Identification, cloning, and R-Loop mapping of the polyhedrin gene from the multicapsid nuclear polyhedrosis virus of Orgyia pseudotsugata

• Published in: Virology (New York, N.Y.) Vol. 121; no. 1; pp. 51 - 60
• Main Authors: Rohrmann, George F., Leisy, Douglas J., Chow, Kuan-Chih, Pearson, George D., Beaudreau, George S.
• Format: Journal Article
• Language: English
• Published: United States Elsevier Inc 01.01.1982
• Subjects: nuclear polyhedrosis virus
• ISSN: 0042-6822; 1096-0341
• DOI: 10.1016/0042-6822(82)90117-9

Polyadenylated RNA was isolated from Orgyia pseudotsugata larvae 8–10 days postinfection with the multicapsid nuclear polyhedrosis virus. This RNA was centrifuged through a sucrose gradient and fractions enriched for polyhedrin mRNA were identified by in vitro translation.

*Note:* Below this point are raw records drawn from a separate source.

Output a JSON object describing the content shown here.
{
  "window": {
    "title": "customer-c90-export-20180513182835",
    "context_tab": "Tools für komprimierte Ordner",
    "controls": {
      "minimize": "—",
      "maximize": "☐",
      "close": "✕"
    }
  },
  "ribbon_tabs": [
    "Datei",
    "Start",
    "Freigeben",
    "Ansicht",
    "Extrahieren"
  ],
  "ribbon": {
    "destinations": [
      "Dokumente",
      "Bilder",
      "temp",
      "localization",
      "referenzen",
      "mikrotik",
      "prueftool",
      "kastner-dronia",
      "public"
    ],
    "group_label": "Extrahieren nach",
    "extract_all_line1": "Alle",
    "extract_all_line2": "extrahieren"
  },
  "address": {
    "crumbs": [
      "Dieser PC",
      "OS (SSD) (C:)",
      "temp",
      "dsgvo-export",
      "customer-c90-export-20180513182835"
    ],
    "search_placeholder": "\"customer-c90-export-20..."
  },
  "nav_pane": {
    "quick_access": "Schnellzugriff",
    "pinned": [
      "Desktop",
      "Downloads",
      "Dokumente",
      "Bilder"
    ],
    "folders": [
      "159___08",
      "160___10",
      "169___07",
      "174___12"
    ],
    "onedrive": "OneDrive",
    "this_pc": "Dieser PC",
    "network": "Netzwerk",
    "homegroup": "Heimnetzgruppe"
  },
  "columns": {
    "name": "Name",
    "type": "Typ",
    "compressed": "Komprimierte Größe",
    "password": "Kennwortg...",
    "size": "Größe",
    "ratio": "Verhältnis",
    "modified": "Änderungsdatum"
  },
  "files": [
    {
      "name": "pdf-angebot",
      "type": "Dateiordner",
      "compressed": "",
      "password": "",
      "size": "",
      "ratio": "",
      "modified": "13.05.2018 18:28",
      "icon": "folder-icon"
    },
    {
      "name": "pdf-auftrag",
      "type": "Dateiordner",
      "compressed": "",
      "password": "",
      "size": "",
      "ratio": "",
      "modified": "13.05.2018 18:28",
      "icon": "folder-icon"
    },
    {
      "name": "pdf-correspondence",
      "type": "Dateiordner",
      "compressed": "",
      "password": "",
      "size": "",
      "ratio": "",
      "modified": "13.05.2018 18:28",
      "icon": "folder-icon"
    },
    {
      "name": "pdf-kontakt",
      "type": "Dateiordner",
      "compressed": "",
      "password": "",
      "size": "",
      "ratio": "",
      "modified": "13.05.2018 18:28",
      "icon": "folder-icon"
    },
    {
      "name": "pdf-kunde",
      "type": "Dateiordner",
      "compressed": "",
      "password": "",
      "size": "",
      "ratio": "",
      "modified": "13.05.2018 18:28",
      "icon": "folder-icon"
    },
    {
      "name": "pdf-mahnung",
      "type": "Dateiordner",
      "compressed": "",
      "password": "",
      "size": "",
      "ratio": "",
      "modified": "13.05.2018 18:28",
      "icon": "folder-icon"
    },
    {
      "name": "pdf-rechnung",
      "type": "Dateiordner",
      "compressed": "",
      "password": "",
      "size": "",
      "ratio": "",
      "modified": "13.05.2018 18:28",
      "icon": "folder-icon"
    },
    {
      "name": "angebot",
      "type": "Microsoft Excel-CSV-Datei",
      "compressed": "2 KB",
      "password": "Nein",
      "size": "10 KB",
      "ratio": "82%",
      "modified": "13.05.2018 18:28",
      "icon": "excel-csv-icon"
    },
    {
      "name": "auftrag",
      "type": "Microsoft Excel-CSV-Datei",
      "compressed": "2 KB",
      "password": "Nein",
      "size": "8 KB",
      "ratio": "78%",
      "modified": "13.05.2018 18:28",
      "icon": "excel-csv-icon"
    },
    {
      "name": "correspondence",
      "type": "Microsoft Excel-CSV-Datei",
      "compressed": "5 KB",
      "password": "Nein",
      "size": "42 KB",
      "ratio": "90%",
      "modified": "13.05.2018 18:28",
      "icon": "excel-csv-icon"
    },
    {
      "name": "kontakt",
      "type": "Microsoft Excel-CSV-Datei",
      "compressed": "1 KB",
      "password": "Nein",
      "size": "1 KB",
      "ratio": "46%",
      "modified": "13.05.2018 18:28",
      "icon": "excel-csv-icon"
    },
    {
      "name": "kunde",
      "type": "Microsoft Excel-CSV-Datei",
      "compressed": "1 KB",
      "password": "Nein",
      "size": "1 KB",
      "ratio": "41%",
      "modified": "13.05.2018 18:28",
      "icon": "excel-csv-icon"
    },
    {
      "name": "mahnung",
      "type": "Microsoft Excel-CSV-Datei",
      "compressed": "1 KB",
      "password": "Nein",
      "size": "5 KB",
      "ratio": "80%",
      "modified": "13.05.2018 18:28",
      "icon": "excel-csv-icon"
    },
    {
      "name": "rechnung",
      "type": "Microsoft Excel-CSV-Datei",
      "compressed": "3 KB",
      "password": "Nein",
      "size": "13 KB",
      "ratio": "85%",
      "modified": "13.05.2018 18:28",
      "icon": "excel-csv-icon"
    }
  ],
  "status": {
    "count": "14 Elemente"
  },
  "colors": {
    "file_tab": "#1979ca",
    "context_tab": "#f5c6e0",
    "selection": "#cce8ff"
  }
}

Complementary DNA made to this RNA hybridized predominantly to a 5-kb fragment of XhoI-digested viral DNA. This fragment was cloned into the plasmid pACYC177 and mapped with restriction endonucleases. A SalI subclone with a 2.5-kb insert derived from the cloned XhoI fragment was found to select by hybridization only polyhedrin mRNA as determined by the size of the in vitro translation product and its precipitation by anti-polyhedrin antibodies. The orientation of the polyhedrin gene and the region of the insert encoding the N terminus of the polyhedrin protein were determined by DNA sequencing. R-Loop mapping indicated polyhedrin mRNA is 980 ± 75 bases long and contains about 250 nucleotides not represented in the final protein. The polyhedrin gene had no observable intervening sequences.